Decentralized Web 3.0 equivalents to centralized Web 2.0 are rapidly emerging: Filecoin or IFPS are Dropbox equivalents; Brave is Chrome equivalent; Metamask is Paypal equivalent; DTube is YouTube equivalent, and so on. While Web 2.0 apps run on operating systems such as Windows or macOS, Web 3.0 apps run on decentralized operating systems such as Ethereum.
The infrastructure layer is another name for a Web 3.0 operating system. It enables distributed applications, also known as dApps. Ethereum is the most well-known, but it is not the only one; other blockchains include Solana, Polygon, Tron, Cardano, and EOS.
These infrastructure blockchains can support a single or multiple value tokens. For example, the Bitcoin blockchain would only support one value token: Bitcoin. However, Ethereum allows multiple tokens to run on top of it, each with its own value ecosystem. SAND, MANA, AXS, and GALA are examples of metaverse-related value tokens that run on Ethereum and allow you to buy/sell items in the virtual world at a perceived value. This layer is also known as the token layer.
Moving into the metaverse, these tokens enable the purchase and sale of both fixed and dynamic assets, which is why we call this layer the asset layer. For example, on the metaverse platform Decentraland, the MANA token can be used to buy, sell, or rent land. Alternatively, you can bring digital art purchased on the OpenSea platform into your Decentraland land; this is possible because both Decentraland and OpenSea run on the same operating system, Ethereum.
When we combine the above Web 3.0 constituents, we see the emergence of a new OSI-equivalent layer that runs on top of our traditional networking technologies. The underlying networking technologies must operate seamlessly to enable the efficient execution of this emerging OSI stack, which is why the emergence of limitless connectivity via 5G is so timely!

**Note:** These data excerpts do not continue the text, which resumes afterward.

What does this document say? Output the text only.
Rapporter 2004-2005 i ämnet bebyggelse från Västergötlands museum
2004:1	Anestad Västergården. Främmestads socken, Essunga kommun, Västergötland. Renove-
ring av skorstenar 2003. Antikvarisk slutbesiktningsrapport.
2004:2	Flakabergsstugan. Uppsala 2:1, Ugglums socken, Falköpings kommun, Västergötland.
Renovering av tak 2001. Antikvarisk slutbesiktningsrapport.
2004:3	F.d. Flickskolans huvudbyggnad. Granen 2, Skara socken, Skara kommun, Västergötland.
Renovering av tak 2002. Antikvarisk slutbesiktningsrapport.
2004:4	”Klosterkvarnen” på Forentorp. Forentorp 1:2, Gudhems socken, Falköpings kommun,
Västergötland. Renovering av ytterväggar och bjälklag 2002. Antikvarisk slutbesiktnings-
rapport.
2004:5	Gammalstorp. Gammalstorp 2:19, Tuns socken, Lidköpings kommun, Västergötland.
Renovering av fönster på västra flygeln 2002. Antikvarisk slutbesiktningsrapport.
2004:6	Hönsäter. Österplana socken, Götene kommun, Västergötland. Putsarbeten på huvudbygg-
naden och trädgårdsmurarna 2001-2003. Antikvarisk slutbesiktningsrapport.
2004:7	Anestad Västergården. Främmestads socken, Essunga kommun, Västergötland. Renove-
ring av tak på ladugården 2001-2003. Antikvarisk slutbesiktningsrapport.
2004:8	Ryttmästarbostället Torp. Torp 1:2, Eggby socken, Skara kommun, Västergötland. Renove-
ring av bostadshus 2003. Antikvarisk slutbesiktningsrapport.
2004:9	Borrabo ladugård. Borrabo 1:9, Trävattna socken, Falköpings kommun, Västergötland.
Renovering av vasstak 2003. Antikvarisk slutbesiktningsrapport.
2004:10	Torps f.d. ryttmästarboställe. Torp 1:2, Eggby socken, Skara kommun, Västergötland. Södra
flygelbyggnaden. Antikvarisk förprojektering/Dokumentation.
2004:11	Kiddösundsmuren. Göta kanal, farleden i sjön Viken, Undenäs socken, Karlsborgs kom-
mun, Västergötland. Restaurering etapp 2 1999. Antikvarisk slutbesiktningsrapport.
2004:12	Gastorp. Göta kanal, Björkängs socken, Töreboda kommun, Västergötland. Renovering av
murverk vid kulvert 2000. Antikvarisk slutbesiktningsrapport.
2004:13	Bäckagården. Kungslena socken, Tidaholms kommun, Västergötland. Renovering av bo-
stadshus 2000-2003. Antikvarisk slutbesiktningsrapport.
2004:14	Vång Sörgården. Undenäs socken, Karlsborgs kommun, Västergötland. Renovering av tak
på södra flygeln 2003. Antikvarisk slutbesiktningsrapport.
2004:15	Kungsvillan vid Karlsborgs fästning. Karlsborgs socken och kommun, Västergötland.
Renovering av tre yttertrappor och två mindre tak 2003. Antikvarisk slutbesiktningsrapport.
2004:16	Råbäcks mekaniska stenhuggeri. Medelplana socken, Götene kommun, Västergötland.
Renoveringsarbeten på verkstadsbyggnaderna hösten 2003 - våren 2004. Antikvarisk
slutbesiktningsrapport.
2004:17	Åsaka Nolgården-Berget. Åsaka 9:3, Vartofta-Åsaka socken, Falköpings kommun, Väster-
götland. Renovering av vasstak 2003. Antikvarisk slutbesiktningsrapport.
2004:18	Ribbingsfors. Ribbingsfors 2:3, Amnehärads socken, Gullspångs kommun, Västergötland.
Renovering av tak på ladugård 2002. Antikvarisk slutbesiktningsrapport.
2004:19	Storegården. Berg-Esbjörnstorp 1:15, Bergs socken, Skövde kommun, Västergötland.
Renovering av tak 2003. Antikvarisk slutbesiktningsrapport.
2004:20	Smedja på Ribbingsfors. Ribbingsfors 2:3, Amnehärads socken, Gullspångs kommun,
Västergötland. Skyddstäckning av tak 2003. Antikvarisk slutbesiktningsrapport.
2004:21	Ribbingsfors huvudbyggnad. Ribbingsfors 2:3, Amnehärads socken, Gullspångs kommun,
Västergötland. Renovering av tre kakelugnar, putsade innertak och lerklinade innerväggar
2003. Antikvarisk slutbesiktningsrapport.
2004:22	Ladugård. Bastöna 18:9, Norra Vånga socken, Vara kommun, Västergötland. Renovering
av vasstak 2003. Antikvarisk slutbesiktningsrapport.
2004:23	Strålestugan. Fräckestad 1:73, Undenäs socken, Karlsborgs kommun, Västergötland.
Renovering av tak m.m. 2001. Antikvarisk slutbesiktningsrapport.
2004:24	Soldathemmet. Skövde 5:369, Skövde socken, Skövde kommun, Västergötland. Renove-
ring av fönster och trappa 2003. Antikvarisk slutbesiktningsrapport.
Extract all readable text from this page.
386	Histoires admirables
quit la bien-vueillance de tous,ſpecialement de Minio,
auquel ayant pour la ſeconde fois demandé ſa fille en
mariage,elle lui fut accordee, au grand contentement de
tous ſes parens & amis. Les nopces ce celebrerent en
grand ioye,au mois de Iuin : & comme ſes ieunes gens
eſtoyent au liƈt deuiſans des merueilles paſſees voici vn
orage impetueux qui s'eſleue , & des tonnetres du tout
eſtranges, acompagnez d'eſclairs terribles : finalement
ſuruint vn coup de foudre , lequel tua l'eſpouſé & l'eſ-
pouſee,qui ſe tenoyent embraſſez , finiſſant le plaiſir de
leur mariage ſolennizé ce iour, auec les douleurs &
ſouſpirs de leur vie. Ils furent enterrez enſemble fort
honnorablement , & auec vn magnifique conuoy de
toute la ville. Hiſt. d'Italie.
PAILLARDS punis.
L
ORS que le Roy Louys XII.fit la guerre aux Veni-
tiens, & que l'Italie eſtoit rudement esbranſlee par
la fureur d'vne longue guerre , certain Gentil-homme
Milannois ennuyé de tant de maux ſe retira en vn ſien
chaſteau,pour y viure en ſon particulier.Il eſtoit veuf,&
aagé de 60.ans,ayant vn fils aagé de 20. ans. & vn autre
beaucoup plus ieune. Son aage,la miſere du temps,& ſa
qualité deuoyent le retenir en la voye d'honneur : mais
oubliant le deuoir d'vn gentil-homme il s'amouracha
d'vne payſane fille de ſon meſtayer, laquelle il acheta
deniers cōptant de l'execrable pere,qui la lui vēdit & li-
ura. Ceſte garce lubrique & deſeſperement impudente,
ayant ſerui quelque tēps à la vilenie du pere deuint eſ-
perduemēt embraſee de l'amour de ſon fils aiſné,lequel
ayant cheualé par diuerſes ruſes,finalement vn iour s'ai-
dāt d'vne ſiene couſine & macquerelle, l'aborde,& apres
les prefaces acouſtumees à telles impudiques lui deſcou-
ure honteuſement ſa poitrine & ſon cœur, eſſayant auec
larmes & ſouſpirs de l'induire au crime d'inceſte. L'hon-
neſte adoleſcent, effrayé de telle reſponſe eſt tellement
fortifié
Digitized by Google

Metaverse VR and Augmented Reality Devices
Before we get into 5G and networks, let’s talk about devices. Consider them intermediaries or portals between the physical world and the metaverse. Today’s keyboards and touchscreens all necessitate interactions that must be learned at some point. However, from the standpoint of user experience, emerging metaverse devices provide a unique opportunity for more intuitive interactions and consumption of digital content and information.
As proxies, these devices must translate information from the physical to the virtual world, as well as from the virtual to the physical.
The former, sensing the physical environment, is accomplished through an expanding ecosystem of sensors that collectively comprise the Internet of Things (IoT). The IoT relies on Lidar sensors, cameras, volumetric capture devices, haptic suits and gloves, neural wristbands, and even Neuralink-like devices in the context of the metaverse.
The latter – our ability to consume virtual metaverse content – is made possible by an expanding ecosystem of VR, AR, MR (which, along with haptics and other sensory interaction, is sometimes grouped into XR) and holographic projection devices.